Cosa succede a Colle Palombaia? Lavori alla baracca più volte segnalata da Legambiente

E’ nel Parco Nazionale e in Zsc/Zps. Nessun cartello dei lavori

[23 maggio 2017]

Legambiente Arcipelago Toscano ha scritto al presidente Parco Nazionale Arcipelago Toscano;

al commissario Comune di Campo nell’Elba e alla Capitaneria di Porto Portoferraio per chiedere spiegazioni sui lavori in corso sulla spiaggia di Colle Palombaia, nel Comune di Campo nell’Elba, in zona B del Parco Nazionale dell’Arcipelago Toscano e in Zona speciale di conservazione (Zsc – Direttiva Habitat) e Zona di protezione speciale (Zps – Direttiva Uccelli) Monte Capanne-Promontorio dell’Enfola.
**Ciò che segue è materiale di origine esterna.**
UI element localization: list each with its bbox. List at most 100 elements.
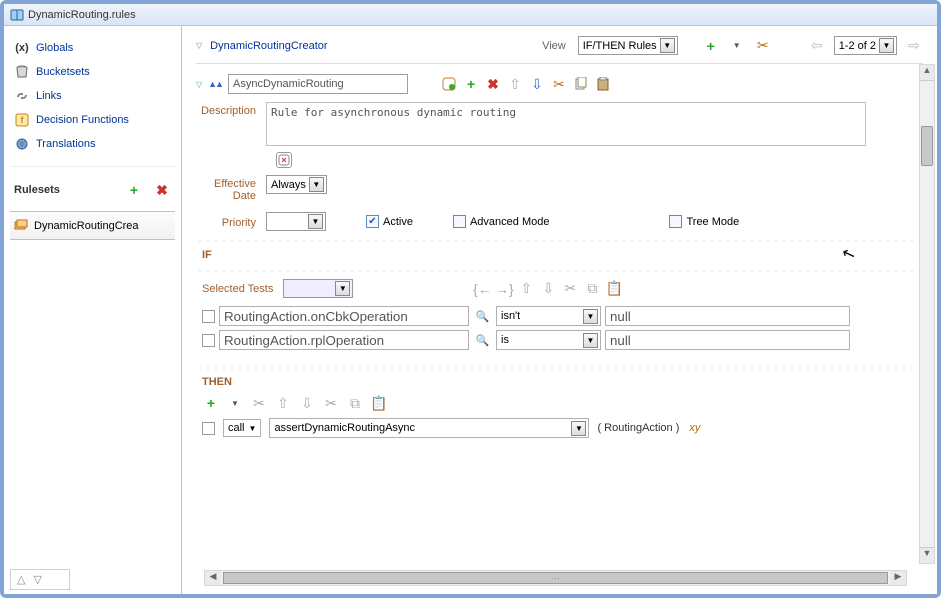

Dopo aver ricevuto alcune segnalazioni gli ambientalisti si sono recati sul posto e hanno potuto verificare che: «Sono in corso lavori di “sistemazione” di una vecchia baracca – già più volte segnalata da Legambiente Arcipelago Toscano – abbandonata da diversi anni; il manufatto è stato imbiancato e è stata estirpata la vegetazione costiera pioniera nei dintorni, mentre sono stati abbattuti i bassi muretti a secco che separavano la baracca dal resto della spiaggia;  Sulla spiaggia era presente un piccolo escavatore che è servito a spianare l’area oggetto dell’intervento».

Visto che sul luogo non c’è traccia di cartello di cantiere o autorizzazioni che spieghino la natura dei lavori in corso in un’area protetta, visto che questa Associazione nel passato ha segnalato episodi simili nella stessa area di Colle Palombaia, visto che secondo il Piano del Parco Nazionale non sono consentiti lavori di ampliamento e adeguamento di strutture gravate da abusi o condoni,  il Cigno Verde isolano chiede a Parco, Comune e Capèitaneria «Se quanto realizzato e in corso di realizzazione ha ricevuto le necessarie autorizzazioni comunali e il necessario nullaosta del Parco Nazionale dell’Arcipelago Toscano; se è stata presentata e approvata la Valutazione di Incidenza necessaria per qualsiasi intervento in Zsc – Zps;  se  quanto realizzato e in corso di realizzazione è conforme a quanto prevede per le Zone B il Piano del Parco Nazionale dell’Arcipelago Toscano e ai vincoli paesaggistici e ambientali che ricadono sull’area».